The majority of European cities have already lost the fight for identity. "Look at who the mayors are, look at the structure of residents. Not to mention Ljubljana."
However, he believes it is not yet too late for Slovenia to take action, "but it's time to wake up".
"Solidarity with those who suffer is one thing, but destroying one's own identity is something different."
"We expect from those who come from abroad to respect out customs, tradition, culture, to adapt to the new environment, not to demand that we adapt."
Janša stressed the SDS had the energy which would enable Slovenia to turn author Ivan Cankar's phrase "they make us little" into "we'll make ourselves big".

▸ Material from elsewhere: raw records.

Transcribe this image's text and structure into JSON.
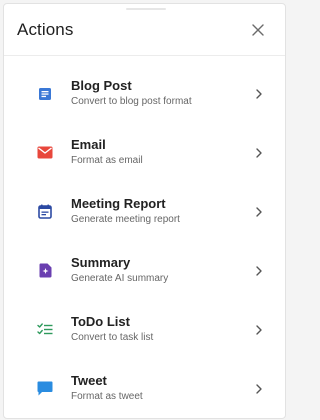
{
  "header": {
    "title": "Actions",
    "close_icon": "close-icon"
  },
  "actions": [
    {
      "label": "Blog Post",
      "description": "Convert to blog post format",
      "icon": "document-icon",
      "color": "#3a78d6"
    },
    {
      "label": "Email",
      "description": "Format as email",
      "icon": "mail-icon",
      "color": "#e8473c"
    },
    {
      "label": "Meeting Report",
      "description": "Generate meeting report",
      "icon": "calendar-icon",
      "color": "#2c4aa3"
    },
    {
      "label": "Summary",
      "description": "Generate AI summary",
      "icon": "summary-icon",
      "color": "#6a3fb0"
    },
    {
      "label": "ToDo List",
      "description": "Convert to task list",
      "icon": "checklist-icon",
      "color": "#2e9a5c"
    },
    {
      "label": "Tweet",
      "description": "Format as tweet",
      "icon": "chat-bubble-icon",
      "color": "#2a8ce0"
    }
  ]
}
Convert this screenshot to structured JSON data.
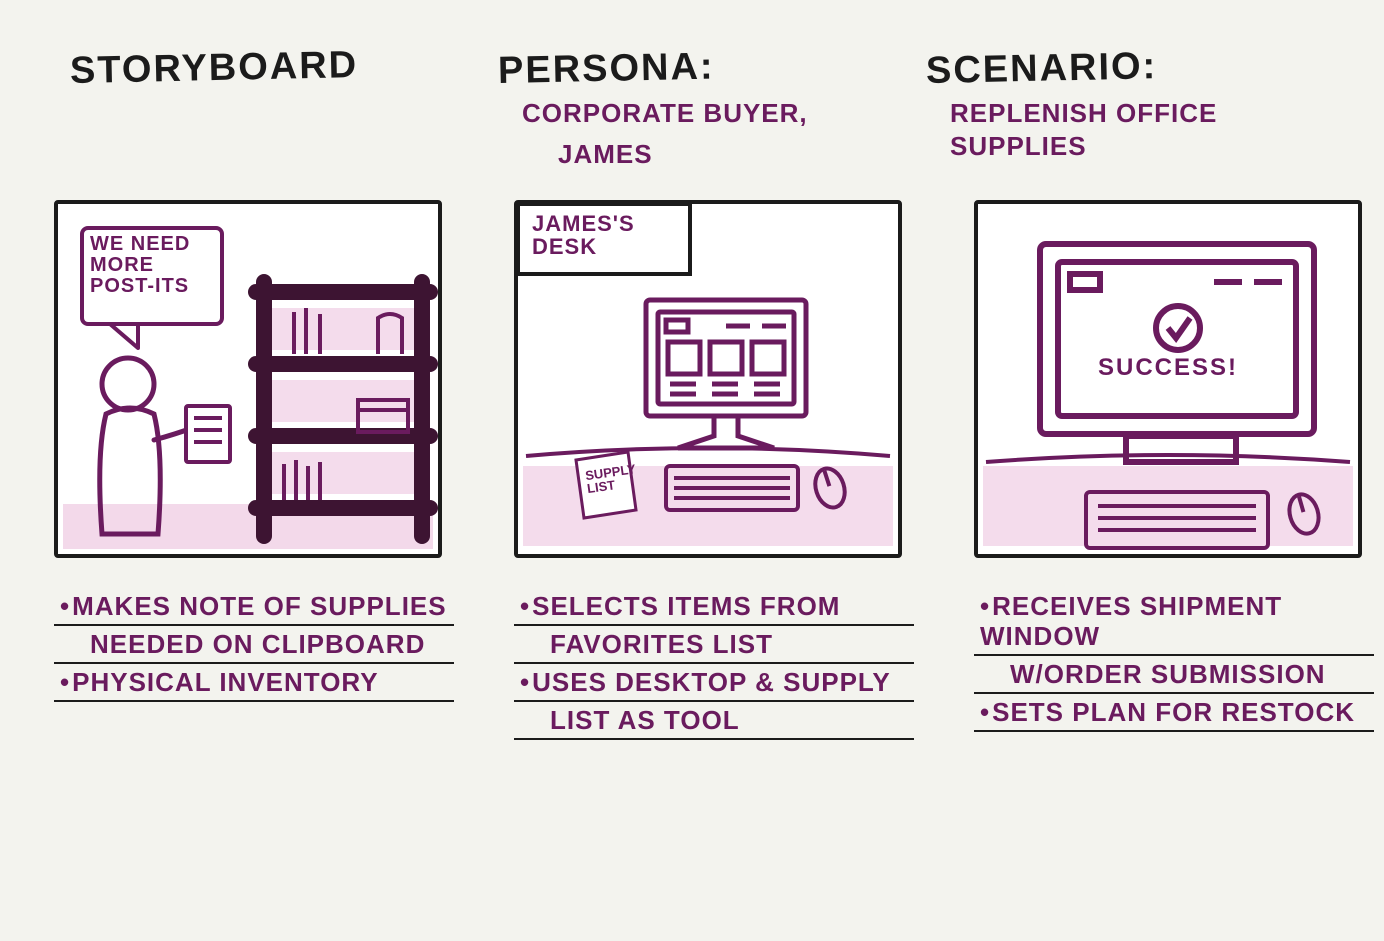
{
  "header": {
    "storyboard_title": "STORYBOARD",
    "persona_title": "PERSONA:",
    "persona_sub1": "CORPORATE BUYER,",
    "persona_sub2": "JAMES",
    "scenario_title": "SCENARIO:",
    "scenario_sub": "REPLENISH OFFICE SUPPLIES"
  },
  "panels": {
    "p1": {
      "speech": "WE NEED MORE POST-ITS",
      "caption1a": "MAKES NOTE OF SUPPLIES",
      "caption1b": "NEEDED ON CLIPBOARD",
      "caption2": "PHYSICAL INVENTORY"
    },
    "p2": {
      "label_top": "JAMES'S DESK",
      "label_note": "SUPPLY LIST",
      "caption1a": "SELECTS ITEMS FROM",
      "caption1b": "FAVORITES LIST",
      "caption2a": "USES DESKTOP & SUPPLY",
      "caption2b": "LIST AS TOOL"
    },
    "p3": {
      "screen_text": "SUCCESS!",
      "caption1a": "RECEIVES SHIPMENT WINDOW",
      "caption1b": "W/ORDER SUBMISSION",
      "caption2": "SETS PLAN FOR RESTOCK"
    }
  },
  "colors": {
    "ink": "#1b1b1b",
    "purple": "#6a1b5e",
    "wash": "#e9b9d9"
  }
}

He thus announced the SDS would fight for "a Slovenia for which we voted in the  plebiscite", in which also "our grand grand-grandchildren will sing Slovenian songs" and in which "there will be every year more Slovenians".
Turning to the upcoming general and local elections, he said the SDS' platform was based on making Slovenia a safe homeland for all, a country with orderly public and state affairs, and lower taxes, a country which develops an environment conductive to free entrepreneurship and where pensions are fair payment for one's past work.
Given that Slovenian independence united the Slovenians, the party will put it to the forefront in the pre-election period, he stressed.
Janša believes a type of cooperation modelled on the DEMOS coalition, which led the country to independence, is needed, and reiterated the SDS was ready to cooperate with everyone who cared for Slovenia.
He sees parties from the same [European] political family as well as newly-emerging parties working together for the Slovenian state.
However, cooperation with "those who are praising crimes or reside in stolen villas" will not be possible "until they have undergone renewal".
In this context, he announced his party would dismantle the deep state in the next term or two, if one is not enough, "replacing it with a second republic, with a state of completed transition [from the former regime]".
Toucinh on "new faces" which have become a permanent feature of Slovenian elections, he noted they usually represented recycled old ideas, pointing to views by PM Miro Cerar, Zoran Janković, Gregor Golobič and Tone Rop.
He therefore believes that "voting for the SDS means voting for a political force which advocates a normal state".